Le Dr Gilbert Bejjani a participé à la réunion entre les syndicats médicaux et Frank Vandenbroucke, centrée sur la trajectoire budgétaire. Mais l’avant-projet de loi sur la réforme des soins de santé s’est rapidement imposé au cœur des échanges.

Le journal du Médecin : L’avant-projet de loi a fait couler beaucoup d’encre cette semaine. Vous êtes très actif sur les réseaux sociaux : trouvez-vous cet emballement médiatique légitime ?

Dr Gilbert Bejjani: Oui et non. D’un côté, il faut pouvoir prendre le temps d’analyser les choses. Certains développent une lecture juridique ou politique du texte sans réelle connaissance du système. De l’autre, la réaction sur les réseaux sociaux – sans parler des pétitions – constitue un signal fort.

Quand un médecin clinicien, un médecin de terrain, quitte son cabinet pour signer une pétition, même sans disposer de tous les outils d’analyse, c’est un signal très interpellant. C’est l’ouvrier qui lâche ses outils et descend dans la rue. Aujourd’hui, la rue, ce sont les réseaux. C’est une forme moderne de manifestation. Et c’est ce message-là que nous, en tant que syndicats médicaux, avons voulu faire passer au ministre : ce genre de mobilisation rend la grève possible. Et cela signifie que le ministre perd la main.

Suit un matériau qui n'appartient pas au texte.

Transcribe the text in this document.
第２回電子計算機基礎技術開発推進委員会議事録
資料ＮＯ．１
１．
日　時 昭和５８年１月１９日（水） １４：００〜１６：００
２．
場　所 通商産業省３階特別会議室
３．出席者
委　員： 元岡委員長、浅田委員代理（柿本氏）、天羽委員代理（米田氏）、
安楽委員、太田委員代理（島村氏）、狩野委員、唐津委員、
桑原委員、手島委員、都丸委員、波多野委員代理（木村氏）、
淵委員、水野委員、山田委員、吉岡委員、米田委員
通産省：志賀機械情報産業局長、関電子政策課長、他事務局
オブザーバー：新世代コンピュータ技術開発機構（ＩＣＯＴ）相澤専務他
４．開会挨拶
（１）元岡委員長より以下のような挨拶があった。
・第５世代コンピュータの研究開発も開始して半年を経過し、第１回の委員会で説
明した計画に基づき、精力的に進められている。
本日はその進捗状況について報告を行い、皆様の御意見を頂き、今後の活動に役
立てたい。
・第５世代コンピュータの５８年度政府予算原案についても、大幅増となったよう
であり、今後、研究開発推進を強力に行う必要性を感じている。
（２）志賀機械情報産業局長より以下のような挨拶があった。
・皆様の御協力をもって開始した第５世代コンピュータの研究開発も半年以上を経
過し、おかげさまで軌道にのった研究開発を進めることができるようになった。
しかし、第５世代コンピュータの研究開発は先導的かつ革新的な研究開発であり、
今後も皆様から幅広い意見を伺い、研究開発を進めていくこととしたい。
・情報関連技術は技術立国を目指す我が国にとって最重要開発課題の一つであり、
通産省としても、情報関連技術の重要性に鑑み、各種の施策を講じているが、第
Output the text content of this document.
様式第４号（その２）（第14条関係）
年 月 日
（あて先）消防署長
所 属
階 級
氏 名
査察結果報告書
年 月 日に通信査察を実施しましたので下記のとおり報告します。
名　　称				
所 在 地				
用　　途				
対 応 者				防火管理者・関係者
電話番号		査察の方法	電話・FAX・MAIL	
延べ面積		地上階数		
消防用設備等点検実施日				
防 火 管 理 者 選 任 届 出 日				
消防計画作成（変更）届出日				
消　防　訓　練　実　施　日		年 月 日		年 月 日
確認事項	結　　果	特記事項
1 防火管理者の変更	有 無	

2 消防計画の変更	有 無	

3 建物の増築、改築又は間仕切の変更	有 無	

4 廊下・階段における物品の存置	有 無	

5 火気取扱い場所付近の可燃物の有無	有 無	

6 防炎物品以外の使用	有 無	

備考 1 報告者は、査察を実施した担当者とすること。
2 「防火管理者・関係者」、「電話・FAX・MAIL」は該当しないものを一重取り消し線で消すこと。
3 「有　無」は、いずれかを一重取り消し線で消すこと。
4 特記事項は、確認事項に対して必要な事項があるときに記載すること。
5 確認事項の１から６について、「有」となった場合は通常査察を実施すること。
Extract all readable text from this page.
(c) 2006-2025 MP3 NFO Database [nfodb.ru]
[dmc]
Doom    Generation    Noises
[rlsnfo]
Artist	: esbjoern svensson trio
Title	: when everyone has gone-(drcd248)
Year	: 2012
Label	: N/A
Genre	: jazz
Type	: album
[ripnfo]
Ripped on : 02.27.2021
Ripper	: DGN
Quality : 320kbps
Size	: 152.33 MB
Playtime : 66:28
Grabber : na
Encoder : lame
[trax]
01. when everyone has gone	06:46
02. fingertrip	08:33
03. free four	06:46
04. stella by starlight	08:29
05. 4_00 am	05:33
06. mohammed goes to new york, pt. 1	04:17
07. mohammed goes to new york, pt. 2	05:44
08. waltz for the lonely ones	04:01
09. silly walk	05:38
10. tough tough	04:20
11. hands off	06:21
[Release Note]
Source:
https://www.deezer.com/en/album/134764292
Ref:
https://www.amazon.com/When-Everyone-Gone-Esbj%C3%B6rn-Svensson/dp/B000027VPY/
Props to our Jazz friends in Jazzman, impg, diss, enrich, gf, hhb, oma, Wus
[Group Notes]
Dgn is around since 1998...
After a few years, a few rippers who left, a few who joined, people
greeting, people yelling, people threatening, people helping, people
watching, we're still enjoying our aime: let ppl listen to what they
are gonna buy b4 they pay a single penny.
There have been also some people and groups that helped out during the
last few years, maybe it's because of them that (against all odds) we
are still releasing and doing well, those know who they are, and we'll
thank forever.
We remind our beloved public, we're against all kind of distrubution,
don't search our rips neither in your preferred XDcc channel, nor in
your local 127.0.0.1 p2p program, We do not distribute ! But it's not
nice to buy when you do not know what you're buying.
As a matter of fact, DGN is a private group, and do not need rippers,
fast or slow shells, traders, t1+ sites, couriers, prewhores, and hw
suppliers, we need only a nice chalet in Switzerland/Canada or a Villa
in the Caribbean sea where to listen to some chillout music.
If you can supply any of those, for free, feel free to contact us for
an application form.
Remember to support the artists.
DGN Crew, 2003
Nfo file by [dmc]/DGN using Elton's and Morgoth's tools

« Quand le clinicien signe une pétition, c’est l’ouvrier qui lâche ses outils »

Moi, je n’ai pas signé de pétitions. Mais j’en comprends l’utilité. Elles ont permis de faire passer un message politique : « Attention, Monsieur le ministre, vous allez trop loin. » Et sa réponse a été claire : « Où sont vos propositions concrètes ? »

Et sur ce point, je reconnais que l’Absym elle-même a parfois manqué d’ouverture. Nous avons parfois adopté une posture de refus systématique. Certaines propositions n’étaient même pas discutées en interne. C’est pourquoi j’adopte aujourd’hui une position de « oui, mais ».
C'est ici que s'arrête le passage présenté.